Beyond bones, strength training also helps preserve muscle mass and reduce the risk of falls in older adults. Falling is one of the leading causes of fractures in later life, so this indirect effect is at least equally important. A well-structured programme of 2 to 3 sessions per week, with sets of 5 to 8 repetitions at 50 to 80 percent of maximum strength, is recommended and is also feasible for older adults at home.

On safety: in the HiRIT study only one minor incident occurred across the entire training group (a mild back spasm), and there were no fractures, even in women with already weakened bones. One important caveat, however: the participants were otherwise healthy and strictly selected, and direct professional supervision was always present. Simply starting heavy lifting at home without guidance is therefore not what these studies tested.

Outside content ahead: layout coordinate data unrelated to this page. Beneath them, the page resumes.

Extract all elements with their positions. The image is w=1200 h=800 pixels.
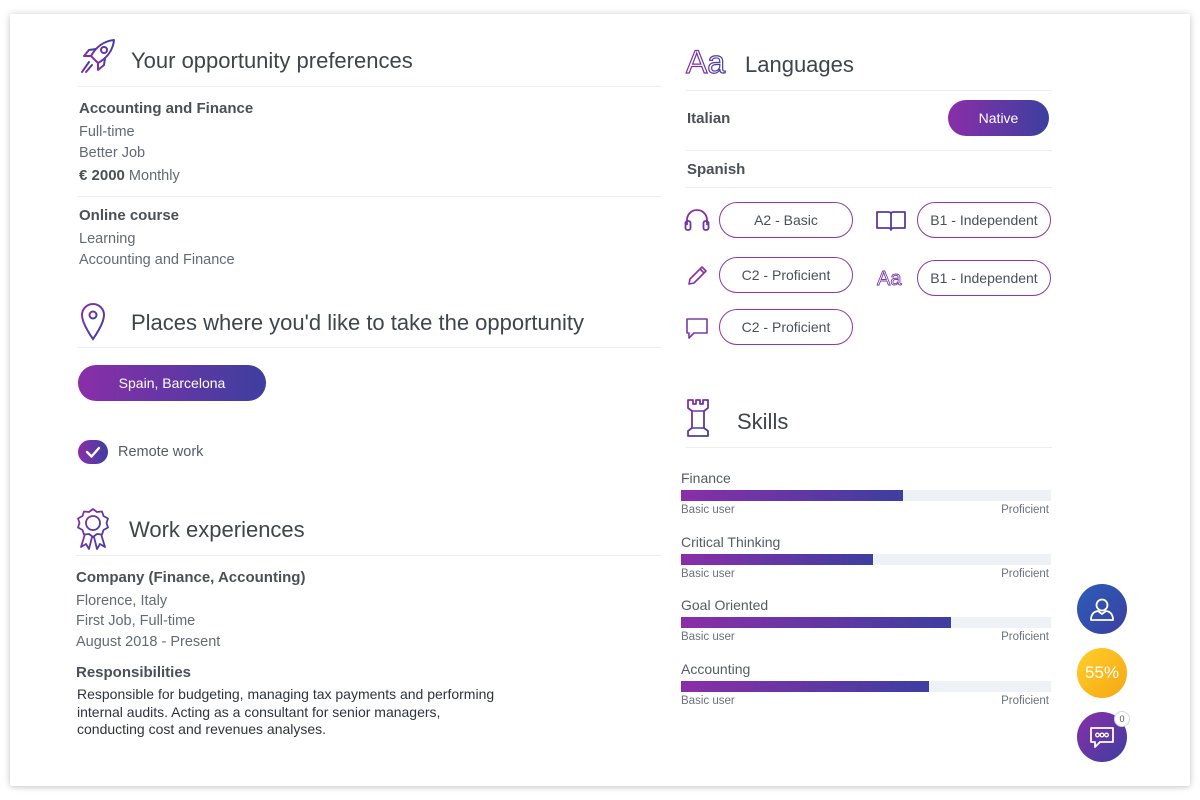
profile-fab[interactable] <box>1077 584 1127 634</box>
resp-line: internal audits. Acting as a consultant … <box>77 703 441 720</box>
places-title: Places where you'd like to take the oppo… <box>131 310 585 335</box>
grammar-level: B1 - Independent <box>917 260 1051 296</box>
remote-work-checkbox[interactable] <box>78 440 108 464</box>
skill-bar-track <box>681 681 1051 692</box>
skill-name: Critical Thinking <box>681 534 781 550</box>
skill-bar-fill <box>681 490 903 501</box>
language-name: Italian <box>687 110 731 127</box>
skill-min-label: Basic user <box>681 504 735 516</box>
languages-icon-text: Aa <box>686 44 725 78</box>
skills-title: Skills <box>737 409 789 434</box>
skill-max-label: Proficient <box>1001 568 1049 580</box>
location-pin-icon <box>80 303 106 341</box>
grammar-icon-text: Aa <box>877 268 902 288</box>
divider <box>686 90 1052 91</box>
native-level-badge: Native <box>948 100 1049 136</box>
divider <box>686 447 1052 448</box>
skill-name: Finance <box>681 470 731 486</box>
pencil-icon <box>688 266 707 285</box>
location-chip[interactable]: Spain, Barcelona <box>78 365 266 401</box>
divider <box>78 347 662 348</box>
divider <box>78 196 662 197</box>
divider <box>78 86 662 87</box>
skill-max-label: Proficient <box>1001 504 1049 516</box>
chess-rook-icon <box>687 399 709 437</box>
speech-bubble-icon <box>686 318 708 339</box>
language-name: Spanish <box>687 161 746 178</box>
chat-bubble-icon <box>1090 727 1114 748</box>
skill-bar-fill <box>681 681 929 692</box>
responsibilities-heading: Responsibilities <box>76 664 192 681</box>
writing-level: C2 - Proficient <box>719 257 853 293</box>
work-title: Work experiences <box>129 517 305 542</box>
languages-title: Languages <box>745 52 854 77</box>
resp-line: Responsible for budgeting, managing tax … <box>77 686 495 702</box>
work-job-type: First Job, Full-time <box>76 613 196 629</box>
listening-level: A2 - Basic <box>719 202 853 238</box>
pref-goal: Better Job <box>79 145 146 161</box>
skill-bar-track <box>681 490 1051 501</box>
salary-period: Monthly <box>128 168 180 184</box>
work-company: Company (Finance, Accounting) <box>76 569 306 586</box>
pref2-field: Accounting and Finance <box>79 252 235 268</box>
pref-type: Full-time <box>79 124 135 140</box>
divider <box>686 150 1052 151</box>
divider <box>76 555 662 556</box>
remote-work-label: Remote work <box>118 444 204 460</box>
user-profile-icon <box>1090 598 1114 621</box>
skill-max-label: Proficient <box>1001 695 1049 707</box>
preferences-title: Your opportunity preferences <box>131 48 413 73</box>
skill-name: Goal Oriented <box>681 597 769 613</box>
skill-min-label: Basic user <box>681 695 735 707</box>
skill-max-label: Proficient <box>1001 631 1049 643</box>
work-period: August 2018 - Present <box>76 634 221 650</box>
pref2-heading: Online course <box>79 207 180 224</box>
rocket-icon <box>81 39 115 73</box>
speaking-level: C2 - Proficient <box>719 309 853 345</box>
headphones-icon <box>684 209 710 231</box>
skill-bar-track <box>681 554 1051 565</box>
work-location: Florence, Italy <box>76 593 168 609</box>
reading-level: B1 - Independent <box>917 202 1051 238</box>
responsibilities-text: Responsible for budgeting, managing tax … <box>77 686 494 739</box>
resp-line: conducting cost and revenues analyses. <box>77 721 327 737</box>
divider <box>686 187 1052 188</box>
grammar-icon: Aa <box>877 268 903 288</box>
award-ribbon-icon <box>77 508 109 550</box>
profile-card: Your opportunity preferences Accounting … <box>10 14 1190 786</box>
completion-badge[interactable]: 55% <box>1077 648 1127 698</box>
salary-amount: € 2000 <box>79 167 125 184</box>
pref2-type: Learning <box>79 231 136 247</box>
skill-name: Accounting <box>681 661 751 677</box>
skill-bar-fill <box>681 617 951 628</box>
book-icon <box>876 211 906 231</box>
skill-min-label: Basic user <box>681 631 735 643</box>
pref-salary: € 2000 Monthly <box>79 167 180 184</box>
pref-heading: Accounting and Finance <box>79 100 254 117</box>
chat-count-badge: 0 <box>1114 711 1130 727</box>
skill-min-label: Basic user <box>681 568 735 580</box>
checkmark-icon <box>85 446 101 458</box>
skill-bar-track <box>681 617 1051 628</box>
skill-bar-fill <box>681 554 873 565</box>
languages-icon: Aa <box>685 44 726 78</box>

Strength training is recommended by guidelines as a supplement to medication, adequate calcium (1000-1200 mg per day) and vitamin D (600-800 IU per day) in the treatment and prevention of osteoporosis. In cases of severe osteoporosis, strength training alone is not sufficient; drug treatment remains necessary. Aerobic exercise such as walking is less effective than strength training for strengthening specific bones such as the hip and spine.

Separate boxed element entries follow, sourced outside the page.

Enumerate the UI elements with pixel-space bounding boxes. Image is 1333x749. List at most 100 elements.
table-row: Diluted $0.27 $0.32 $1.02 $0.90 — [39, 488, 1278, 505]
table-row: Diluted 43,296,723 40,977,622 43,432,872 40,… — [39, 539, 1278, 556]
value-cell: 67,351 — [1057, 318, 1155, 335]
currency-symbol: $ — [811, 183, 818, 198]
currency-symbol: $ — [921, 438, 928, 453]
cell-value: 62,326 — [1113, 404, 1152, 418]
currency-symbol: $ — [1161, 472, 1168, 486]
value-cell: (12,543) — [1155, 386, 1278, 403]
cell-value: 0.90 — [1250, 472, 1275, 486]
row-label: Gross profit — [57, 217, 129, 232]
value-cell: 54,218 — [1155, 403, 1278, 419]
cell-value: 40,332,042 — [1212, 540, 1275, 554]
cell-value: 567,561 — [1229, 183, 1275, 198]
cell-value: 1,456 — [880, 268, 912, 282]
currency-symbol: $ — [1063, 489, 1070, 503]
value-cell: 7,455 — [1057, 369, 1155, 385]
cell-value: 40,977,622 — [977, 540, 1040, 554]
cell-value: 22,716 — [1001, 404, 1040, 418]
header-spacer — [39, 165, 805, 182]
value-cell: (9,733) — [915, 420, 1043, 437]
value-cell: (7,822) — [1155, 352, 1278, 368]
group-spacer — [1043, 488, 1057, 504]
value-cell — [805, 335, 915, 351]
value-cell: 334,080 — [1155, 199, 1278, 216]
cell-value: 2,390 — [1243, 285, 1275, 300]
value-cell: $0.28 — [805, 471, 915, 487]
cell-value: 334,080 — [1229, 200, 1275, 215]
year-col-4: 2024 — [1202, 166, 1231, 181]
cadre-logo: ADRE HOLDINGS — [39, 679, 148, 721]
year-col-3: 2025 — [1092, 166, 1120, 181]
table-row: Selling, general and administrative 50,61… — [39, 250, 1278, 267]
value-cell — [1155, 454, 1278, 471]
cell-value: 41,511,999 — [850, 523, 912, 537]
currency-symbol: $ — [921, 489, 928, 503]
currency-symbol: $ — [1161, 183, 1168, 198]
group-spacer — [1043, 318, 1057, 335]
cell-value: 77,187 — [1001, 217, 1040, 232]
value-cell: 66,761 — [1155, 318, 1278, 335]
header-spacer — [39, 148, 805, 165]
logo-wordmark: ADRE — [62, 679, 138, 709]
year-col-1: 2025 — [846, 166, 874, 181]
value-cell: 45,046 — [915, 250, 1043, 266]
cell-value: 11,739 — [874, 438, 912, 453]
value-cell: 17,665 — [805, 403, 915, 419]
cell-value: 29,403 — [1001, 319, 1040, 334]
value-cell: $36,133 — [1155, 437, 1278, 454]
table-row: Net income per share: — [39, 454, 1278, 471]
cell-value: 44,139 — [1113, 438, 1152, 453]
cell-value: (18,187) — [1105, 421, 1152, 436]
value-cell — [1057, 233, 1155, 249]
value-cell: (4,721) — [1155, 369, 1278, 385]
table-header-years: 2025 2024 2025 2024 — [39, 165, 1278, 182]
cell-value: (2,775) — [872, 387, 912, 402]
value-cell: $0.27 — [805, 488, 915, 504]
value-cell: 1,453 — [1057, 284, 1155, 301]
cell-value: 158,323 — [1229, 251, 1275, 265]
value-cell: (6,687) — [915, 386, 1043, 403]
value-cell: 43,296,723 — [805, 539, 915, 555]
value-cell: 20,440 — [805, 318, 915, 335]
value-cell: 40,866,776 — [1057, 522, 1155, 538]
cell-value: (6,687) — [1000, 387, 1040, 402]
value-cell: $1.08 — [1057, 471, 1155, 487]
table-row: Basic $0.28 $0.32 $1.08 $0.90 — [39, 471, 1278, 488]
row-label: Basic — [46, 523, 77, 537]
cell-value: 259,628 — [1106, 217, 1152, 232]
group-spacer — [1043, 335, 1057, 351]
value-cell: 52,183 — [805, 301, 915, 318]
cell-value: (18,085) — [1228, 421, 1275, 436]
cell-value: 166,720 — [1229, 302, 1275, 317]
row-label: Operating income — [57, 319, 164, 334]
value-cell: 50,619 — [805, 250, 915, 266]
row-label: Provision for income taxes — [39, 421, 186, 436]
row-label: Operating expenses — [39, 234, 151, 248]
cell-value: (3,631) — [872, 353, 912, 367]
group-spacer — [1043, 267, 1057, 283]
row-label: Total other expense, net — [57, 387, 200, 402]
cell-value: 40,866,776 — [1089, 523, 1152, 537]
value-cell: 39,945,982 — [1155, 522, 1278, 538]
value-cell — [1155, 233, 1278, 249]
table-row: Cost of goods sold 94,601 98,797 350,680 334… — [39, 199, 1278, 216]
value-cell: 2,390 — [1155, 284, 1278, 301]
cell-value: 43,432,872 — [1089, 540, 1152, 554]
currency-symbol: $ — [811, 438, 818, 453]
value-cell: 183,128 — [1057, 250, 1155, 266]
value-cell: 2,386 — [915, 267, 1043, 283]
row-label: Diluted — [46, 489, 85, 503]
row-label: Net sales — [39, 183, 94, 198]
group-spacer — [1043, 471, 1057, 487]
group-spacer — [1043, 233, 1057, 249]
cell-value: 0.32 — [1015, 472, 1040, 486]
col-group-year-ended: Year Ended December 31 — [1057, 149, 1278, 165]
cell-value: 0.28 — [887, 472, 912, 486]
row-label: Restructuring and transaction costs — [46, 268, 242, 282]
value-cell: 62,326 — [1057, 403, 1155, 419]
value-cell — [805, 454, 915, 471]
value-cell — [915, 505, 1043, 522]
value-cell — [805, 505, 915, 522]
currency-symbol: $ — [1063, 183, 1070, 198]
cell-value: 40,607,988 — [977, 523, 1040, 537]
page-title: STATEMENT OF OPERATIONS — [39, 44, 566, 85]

One nuance is that the quality of evidence for certain outcomes, such as the effect on hot flushes and functional capacity in postmenopausal women, is rated as low to very low by the researchers themselves. The positive effects on bone density have been demonstrated more consistently, but even there the caveat applies: studies are not always large enough or long enough, and the ideal training structure (how heavy, how often, which exercises) has not yet been precisely established by science.

How solid is this?

Evidence is based on one RCT (PMID 28975661), one meta-analysis of 17 studies (PMID 32399891), one systematic review/meta-analysis (PMID 36283059), a narrative review article (PMID 22777332), a review on sarcopenia (PMID 35055695), an early overview study (PMID 9927006) and two guideline documents/JAMA reviews (PMID 35478046, 40587168). None of the meta-analyses is an umbrella review; PMID 32399891 and 36283059 are meta-analyses used as direct sources.